Swedish black and death metal band

Stormrider was a Swedish black and death metal band.

The band was founded in Stockholm in 1999.

==Discography and reception==
In 2003, they managed to release their debut album, First Battle Won.
It was recorded in Abyss Studios with Tommy Tägtgren. After initially being issued on Destructive Records, the label had problems, leading to a reissuing on New Aeon Media in 2004.
In reviewing the album, Norway's Scream Magazine only gave a 3 out of 6 score. Stormrider "had some way to go before the band can call itself original", and the songs were indistinguishable from the "hoi polloi". Another Norwegian magazine Exact scored the album 4 out of 6, stating the production was good, but that the band needed another pinch of creativity if they were to stand out among the rest. The score was even lower (4 out of 10) from Denmark's Heavymetal.dk, whose reviewer was tired of Swedish death metal bands mixing death and black, having "been heard a billion times before".
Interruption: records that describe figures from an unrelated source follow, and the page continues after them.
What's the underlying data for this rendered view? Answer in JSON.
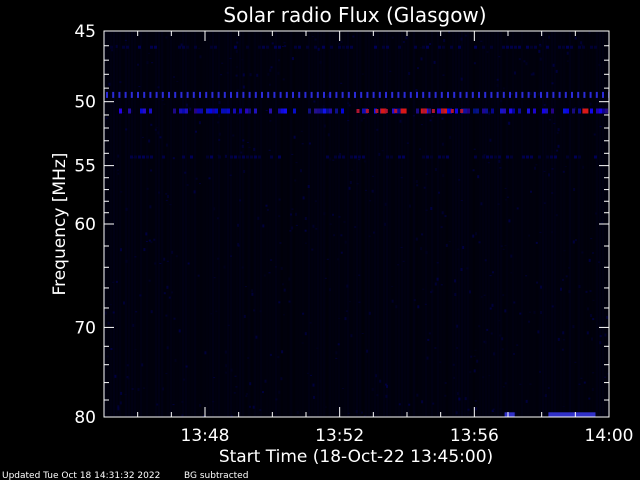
{
  "chart_data": {
    "type": "heatmap",
    "title": "Solar radio Flux (Glasgow)",
    "xlabel": "Start Time (18-Oct-22 13:45:00)",
    "ylabel": "Frequency [MHz]",
    "x_ticks": [
      {
        "label": "13:48",
        "minutes": 3
      },
      {
        "label": "13:52",
        "minutes": 7
      },
      {
        "label": "13:56",
        "minutes": 11
      },
      {
        "label": "14:00",
        "minutes": 15
      }
    ],
    "xlim_minutes": [
      0,
      15
    ],
    "y_scale": "log",
    "ylim": [
      45,
      80
    ],
    "y_inverted": true,
    "y_ticks": [
      45,
      50,
      55,
      60,
      70,
      80
    ],
    "colors": {
      "background": "#000000",
      "axes": "#ffffff",
      "low": "#000014",
      "mid": "#2020e0",
      "high": "#e01010"
    },
    "features": [
      {
        "kind": "band",
        "frequency_mhz": 49.5,
        "intensity": "medium",
        "pattern": "dashed"
      },
      {
        "kind": "band",
        "frequency_mhz": 50.7,
        "intensity": "medium-high",
        "pattern": "intermittent",
        "peaks_minutes": [
          8.3,
          8.9,
          9.5,
          10.1,
          14.3
        ]
      },
      {
        "kind": "band",
        "frequency_mhz": 46.1,
        "intensity": "low",
        "pattern": "faint"
      },
      {
        "kind": "band",
        "frequency_mhz": 54.3,
        "intensity": "low",
        "pattern": "faint"
      },
      {
        "kind": "patch",
        "frequency_mhz": 79.8,
        "minutes_range": [
          13.2,
          14.6
        ],
        "intensity": "medium"
      },
      {
        "kind": "patch",
        "frequency_mhz": 79.8,
        "minutes_range": [
          11.9,
          12.2
        ],
        "intensity": "medium"
      }
    ],
    "grid": false,
    "legend": "none"
  },
  "footer": {
    "updated": "Updated Tue Oct 18 14:31:32 2022",
    "note": "BG subtracted"
  }
}
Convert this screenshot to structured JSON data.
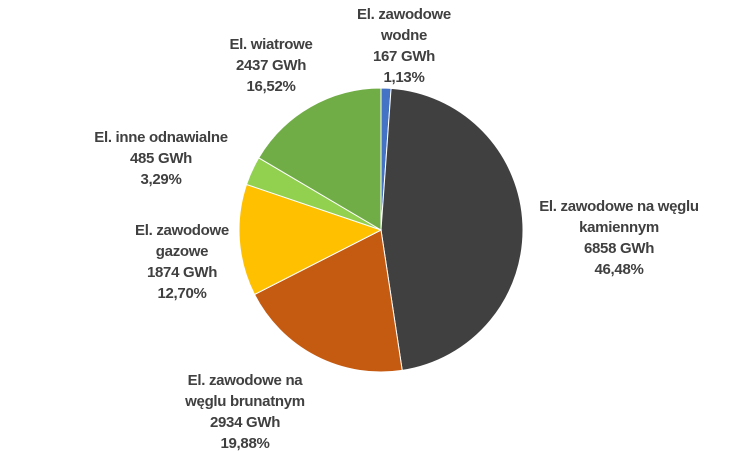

Metal.de found the album "certainly worth buying" for death and black metal fans. In addition to skilled production, "the music sounds incredibly catchy and multifaceted" with "equally compelling" material spread throughout the album, but the overall score was 6 out of 10. Vampster called First Battle Won "a solid Swedish blend of black and death metal sounds, even if no true strokes of genius were achieved in the songwriting department. On the plus side, you won't be bothered by pseudo-innovative flourishes or kitschy keyboards…".

Stormrider's second and last album Lucifer Rising came out in 2007.